The German Center for Research and Innovation (GCRI), in cooperation with the German Research Foundation (DFG) and the German Contact Point of the European Research Council (ERC), will host two parallel half-day workshops on the ERC’s Starting Independent Researcher and Advanced Investigators Grants for research talents and exceptional leading researchers looking for funding to conduct their work in Europe. Starting at 2 p.m. on Saturday, November 20, participants will receive hands-on information on application and evaluation procedures, success rates and insider tips from European Research Council representatives and current grant recipients.
The ERC Starting Independent Researcher Grants support up-and-coming research leaders who are about to establish or consolidate a research team to start conducting independent research. Grant applications can come from researchers of all nationalities and in all disciplines for up to € 2 million per grant for up to five years. The ERC Advanced Grant supports exceptional established researchers of all nationalities and disciplines with up to € 3.5 million per grant for up to five years.

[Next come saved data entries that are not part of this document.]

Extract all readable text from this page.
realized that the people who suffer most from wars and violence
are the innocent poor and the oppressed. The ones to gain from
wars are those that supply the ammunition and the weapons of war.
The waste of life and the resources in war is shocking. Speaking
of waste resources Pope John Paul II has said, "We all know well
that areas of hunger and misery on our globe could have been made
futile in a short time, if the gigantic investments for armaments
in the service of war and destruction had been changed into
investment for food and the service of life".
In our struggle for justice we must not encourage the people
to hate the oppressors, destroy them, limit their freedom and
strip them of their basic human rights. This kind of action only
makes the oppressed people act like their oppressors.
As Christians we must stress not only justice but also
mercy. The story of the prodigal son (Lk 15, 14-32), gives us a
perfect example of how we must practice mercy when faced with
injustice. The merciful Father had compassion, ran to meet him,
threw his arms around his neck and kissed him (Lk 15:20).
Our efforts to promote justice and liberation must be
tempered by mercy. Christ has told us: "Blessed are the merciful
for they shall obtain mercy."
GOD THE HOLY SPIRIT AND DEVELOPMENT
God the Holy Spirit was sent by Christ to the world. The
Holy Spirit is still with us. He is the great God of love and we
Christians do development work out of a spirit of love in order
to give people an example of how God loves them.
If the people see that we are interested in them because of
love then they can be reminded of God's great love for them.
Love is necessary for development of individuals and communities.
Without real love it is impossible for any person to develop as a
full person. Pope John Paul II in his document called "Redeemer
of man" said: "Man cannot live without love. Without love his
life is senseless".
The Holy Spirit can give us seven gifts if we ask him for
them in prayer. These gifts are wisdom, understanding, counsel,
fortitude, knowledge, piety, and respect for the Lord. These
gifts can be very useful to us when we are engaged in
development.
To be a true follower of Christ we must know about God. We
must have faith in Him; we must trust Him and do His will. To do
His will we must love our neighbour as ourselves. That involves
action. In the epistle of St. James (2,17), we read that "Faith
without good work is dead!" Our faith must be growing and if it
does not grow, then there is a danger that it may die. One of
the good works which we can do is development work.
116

Following the workshop, Prof. Dr. Hannah Monyer will present her neurological research in a historical and humanistic context in a Leibniz Lecture entitled A Walk Down Memory’s Path. Prof. Monyer is department head of clinical neurobiology at the Universität Heidelberg and received an ERC Advanced Grant in 2009. In 2004, she was awarded a Leibniz Prize, Germany’s most prestigious research award.

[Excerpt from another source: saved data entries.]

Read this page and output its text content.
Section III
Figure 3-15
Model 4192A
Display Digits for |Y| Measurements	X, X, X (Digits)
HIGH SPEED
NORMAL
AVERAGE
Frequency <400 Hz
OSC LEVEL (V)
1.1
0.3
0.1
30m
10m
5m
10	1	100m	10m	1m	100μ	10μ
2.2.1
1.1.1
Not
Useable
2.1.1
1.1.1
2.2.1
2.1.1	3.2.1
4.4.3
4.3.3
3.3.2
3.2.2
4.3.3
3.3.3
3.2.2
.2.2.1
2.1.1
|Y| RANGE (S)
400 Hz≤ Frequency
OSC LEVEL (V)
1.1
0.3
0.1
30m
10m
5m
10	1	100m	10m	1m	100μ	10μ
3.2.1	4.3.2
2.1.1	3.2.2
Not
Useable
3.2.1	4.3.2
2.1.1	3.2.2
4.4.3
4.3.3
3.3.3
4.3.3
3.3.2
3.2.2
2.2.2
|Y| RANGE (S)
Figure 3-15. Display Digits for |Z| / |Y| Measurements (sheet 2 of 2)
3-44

Established in 1985, the Gottfried Wilhelm Leibniz Prize is conferred by the German Research Foundation, Germany’s central, self-governing research funding organization, for outstanding achievements in research. Worth € 2.5 million, the prize gives recipients the freedom to pursue their own scientific agenda by expanding their research opportunities and relieving them of administrative tasks. In the 25 years since its inception, a total of 280 Leibniz Prizes have been awarded; six of the recipients have also received the Nobel Prize.
All events will take place at the German House New York (871 United Nations Plaza, First Avenue, btw. 48th & 49th Streets).

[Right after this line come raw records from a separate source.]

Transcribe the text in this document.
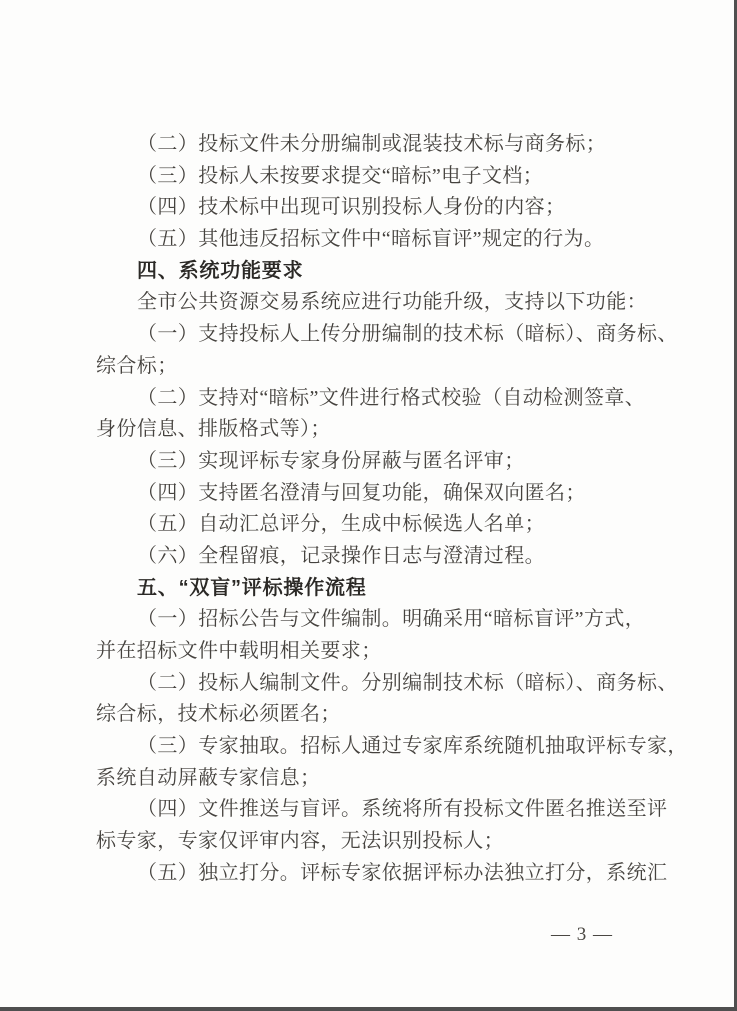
（二）投标文件未分册编制或混装技术标与商务标；
（三）投标人未按要求提交“暗标”电子文档；
（四）技术标中出现可识别投标人身份的内容；
（五）其他违反招标文件中“暗标盲评”规定的行为。
四、系统功能要求
全市公共资源交易系统应进行功能升级，支持以下功能：
（一）支持投标人上传分册编制的技术标（暗标）、商务标、
综合标；
（二）支持对“暗标”文件进行格式校验（自动检测签章、
身份信息、排版格式等）；
（三）实现评标专家身份屏蔽与匿名评审；
（四）支持匿名澄清与回复功能，确保双向匿名；
（五）自动汇总评分，生成中标候选人名单；
（六）全程留痕，记录操作日志与澄清过程。
五、“双盲”评标操作流程
（一）招标公告与文件编制。明确采用“暗标盲评”方式，
并在招标文件中载明相关要求；
（二）投标人编制文件。分别编制技术标（暗标）、商务标、
综合标，技术标必须匿名；
（三）专家抽取。招标人通过专家库系统随机抽取评标专家，
系统自动屏蔽专家信息；
（四）文件推送与盲评。系统将所有投标文件匿名推送至评
标专家，专家仅评审内容，无法识别投标人；
（五）独立打分。评标专家依据评标办法独立打分，系统汇
— 3 —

The German Center for Research and Innovation, which opened in February 2010, provides information and support for the realization of cooperative and collaborative projects between North America and Germany in the humanities, science, and technology. With the goal of enhancing communication on the critical challenges of the 21st century, GCRI hosts a wide range of events from lectures and exhibitions to workshops and science dinners. Launched as a cornerstone of the German government’s initiative to internationalize science and research, it is one of five centers worldwide.
The GCRI website, www.germaninnovation.org, will be launched soon.